EmailThief: Zero-Day-Lücke in E-Mail-Plattform Zimbra entdeckt

Forscher haben eine aktive Hacking-Kampagne aufgedeckt, die eine Zero-Day-Schwachstelle in der E-Mail-Plattform Zimbra ausnutzt. Laut Cybersecurity-Forschern von Volexity, Steven Adair und Thomas Lancaster, nutzt eine TEMP_Heretic genannte Gruppe die Anfälligkeit für Spear-Phishing-E-Mail-Angriffe.

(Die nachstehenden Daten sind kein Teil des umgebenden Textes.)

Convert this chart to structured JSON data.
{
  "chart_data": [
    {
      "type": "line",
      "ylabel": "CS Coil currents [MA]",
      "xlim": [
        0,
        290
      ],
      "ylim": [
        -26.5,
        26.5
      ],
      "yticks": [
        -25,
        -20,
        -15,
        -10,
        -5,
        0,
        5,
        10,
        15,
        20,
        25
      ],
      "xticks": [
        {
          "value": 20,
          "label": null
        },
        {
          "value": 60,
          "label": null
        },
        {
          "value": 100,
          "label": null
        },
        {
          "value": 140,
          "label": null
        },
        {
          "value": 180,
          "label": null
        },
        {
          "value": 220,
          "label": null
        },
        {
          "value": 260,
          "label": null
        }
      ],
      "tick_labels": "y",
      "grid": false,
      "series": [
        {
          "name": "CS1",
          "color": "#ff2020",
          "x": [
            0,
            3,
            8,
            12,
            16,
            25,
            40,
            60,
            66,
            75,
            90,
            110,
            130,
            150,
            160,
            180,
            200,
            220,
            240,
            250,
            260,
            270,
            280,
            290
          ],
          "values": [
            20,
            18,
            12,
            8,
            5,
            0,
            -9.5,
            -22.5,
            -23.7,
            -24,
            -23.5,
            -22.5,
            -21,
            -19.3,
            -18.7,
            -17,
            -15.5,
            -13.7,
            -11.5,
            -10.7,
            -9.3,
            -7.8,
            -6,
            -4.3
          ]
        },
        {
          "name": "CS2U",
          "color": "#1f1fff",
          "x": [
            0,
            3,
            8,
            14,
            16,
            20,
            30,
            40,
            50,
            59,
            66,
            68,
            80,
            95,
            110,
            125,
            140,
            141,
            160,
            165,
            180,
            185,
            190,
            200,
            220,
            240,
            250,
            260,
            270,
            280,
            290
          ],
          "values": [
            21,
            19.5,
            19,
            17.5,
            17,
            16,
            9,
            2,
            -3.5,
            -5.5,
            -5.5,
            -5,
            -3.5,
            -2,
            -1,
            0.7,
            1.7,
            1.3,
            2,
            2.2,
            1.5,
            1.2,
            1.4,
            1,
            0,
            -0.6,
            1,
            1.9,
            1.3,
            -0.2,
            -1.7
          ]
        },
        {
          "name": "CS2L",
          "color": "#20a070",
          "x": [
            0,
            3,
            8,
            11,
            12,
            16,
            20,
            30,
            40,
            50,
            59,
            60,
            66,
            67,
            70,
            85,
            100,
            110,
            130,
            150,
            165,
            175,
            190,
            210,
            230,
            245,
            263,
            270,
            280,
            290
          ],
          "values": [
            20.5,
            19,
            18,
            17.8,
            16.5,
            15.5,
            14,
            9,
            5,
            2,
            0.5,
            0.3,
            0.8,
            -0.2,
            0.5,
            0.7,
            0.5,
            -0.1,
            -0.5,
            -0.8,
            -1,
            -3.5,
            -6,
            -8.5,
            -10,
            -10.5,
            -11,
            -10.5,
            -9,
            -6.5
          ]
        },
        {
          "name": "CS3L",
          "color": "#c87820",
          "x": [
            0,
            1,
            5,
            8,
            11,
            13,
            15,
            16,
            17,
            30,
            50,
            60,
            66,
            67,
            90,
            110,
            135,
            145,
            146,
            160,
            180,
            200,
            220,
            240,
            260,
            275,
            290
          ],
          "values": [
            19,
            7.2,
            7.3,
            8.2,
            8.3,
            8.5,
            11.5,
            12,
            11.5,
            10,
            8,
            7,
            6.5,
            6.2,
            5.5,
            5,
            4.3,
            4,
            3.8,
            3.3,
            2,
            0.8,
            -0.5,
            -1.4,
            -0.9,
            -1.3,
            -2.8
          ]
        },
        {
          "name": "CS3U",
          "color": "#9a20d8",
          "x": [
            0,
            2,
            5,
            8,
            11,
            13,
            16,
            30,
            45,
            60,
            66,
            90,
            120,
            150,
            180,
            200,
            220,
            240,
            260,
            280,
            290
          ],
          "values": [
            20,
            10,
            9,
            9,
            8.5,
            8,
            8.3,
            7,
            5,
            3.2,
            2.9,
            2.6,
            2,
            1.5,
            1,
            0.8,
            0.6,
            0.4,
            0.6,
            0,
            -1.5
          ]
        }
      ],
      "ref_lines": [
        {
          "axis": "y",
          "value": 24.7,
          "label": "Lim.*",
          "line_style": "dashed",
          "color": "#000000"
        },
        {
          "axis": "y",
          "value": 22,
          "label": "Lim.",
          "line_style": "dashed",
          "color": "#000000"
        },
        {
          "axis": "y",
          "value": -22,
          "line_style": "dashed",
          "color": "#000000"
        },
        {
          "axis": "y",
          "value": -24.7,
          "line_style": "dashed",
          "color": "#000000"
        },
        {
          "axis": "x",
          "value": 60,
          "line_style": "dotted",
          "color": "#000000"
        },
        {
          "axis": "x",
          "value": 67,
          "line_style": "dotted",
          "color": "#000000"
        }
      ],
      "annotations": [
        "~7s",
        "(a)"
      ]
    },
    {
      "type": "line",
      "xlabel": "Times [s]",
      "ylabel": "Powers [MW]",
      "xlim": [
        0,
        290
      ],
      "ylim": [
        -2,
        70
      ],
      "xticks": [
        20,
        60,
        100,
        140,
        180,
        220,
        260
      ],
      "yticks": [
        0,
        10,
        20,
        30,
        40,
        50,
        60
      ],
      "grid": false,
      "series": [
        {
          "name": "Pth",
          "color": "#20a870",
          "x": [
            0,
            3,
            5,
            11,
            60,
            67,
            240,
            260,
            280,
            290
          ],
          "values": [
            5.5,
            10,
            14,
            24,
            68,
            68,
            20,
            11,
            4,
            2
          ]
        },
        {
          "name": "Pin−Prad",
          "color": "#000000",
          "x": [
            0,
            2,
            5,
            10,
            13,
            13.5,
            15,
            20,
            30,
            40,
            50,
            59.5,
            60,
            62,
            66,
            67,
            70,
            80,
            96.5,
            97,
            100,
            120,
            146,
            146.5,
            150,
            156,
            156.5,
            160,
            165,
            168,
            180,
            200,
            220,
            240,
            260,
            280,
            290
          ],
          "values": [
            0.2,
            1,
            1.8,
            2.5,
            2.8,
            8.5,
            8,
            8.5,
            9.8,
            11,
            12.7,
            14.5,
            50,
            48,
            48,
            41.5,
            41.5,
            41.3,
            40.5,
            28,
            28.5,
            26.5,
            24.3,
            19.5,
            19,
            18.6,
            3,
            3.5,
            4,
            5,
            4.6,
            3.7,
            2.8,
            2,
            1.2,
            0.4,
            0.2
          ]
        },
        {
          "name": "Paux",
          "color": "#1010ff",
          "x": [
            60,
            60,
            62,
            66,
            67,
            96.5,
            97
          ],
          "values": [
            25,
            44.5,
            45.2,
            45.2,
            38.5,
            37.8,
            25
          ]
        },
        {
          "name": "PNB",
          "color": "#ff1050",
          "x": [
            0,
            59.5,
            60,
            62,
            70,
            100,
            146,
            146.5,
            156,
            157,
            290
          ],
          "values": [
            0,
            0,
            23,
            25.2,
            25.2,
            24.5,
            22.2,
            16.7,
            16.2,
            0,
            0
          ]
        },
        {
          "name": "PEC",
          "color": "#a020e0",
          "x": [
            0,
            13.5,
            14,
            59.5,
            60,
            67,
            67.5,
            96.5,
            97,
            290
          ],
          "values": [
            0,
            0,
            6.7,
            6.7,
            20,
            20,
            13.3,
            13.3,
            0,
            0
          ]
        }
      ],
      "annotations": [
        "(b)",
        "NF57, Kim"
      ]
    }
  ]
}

In einem Sicherheitshinweis erklärte Volexity, dass die Kampagne mit dem Namen „Operation EmailThief“ erstmals im Dezember 2021 entdeckt wurde und wahrscheinlich das Werk chinesischer Hacker ist. Dem Team zufolge geht TEMP_Heretic bei der Auswahl seiner potenziellen Opfer sehr sorgfältig vor. Der Bedrohungsakteur führt zunächst eine Erkundung durch und verwendet in Tracker eingebettete E-Mails, um festzustellen, ob eine Adresse gültig ist und ob ein Ziel überhaupt E-Mails öffnen würde – und wenn ja, wird die zweite Stufe der Angriffskette ausgelöst.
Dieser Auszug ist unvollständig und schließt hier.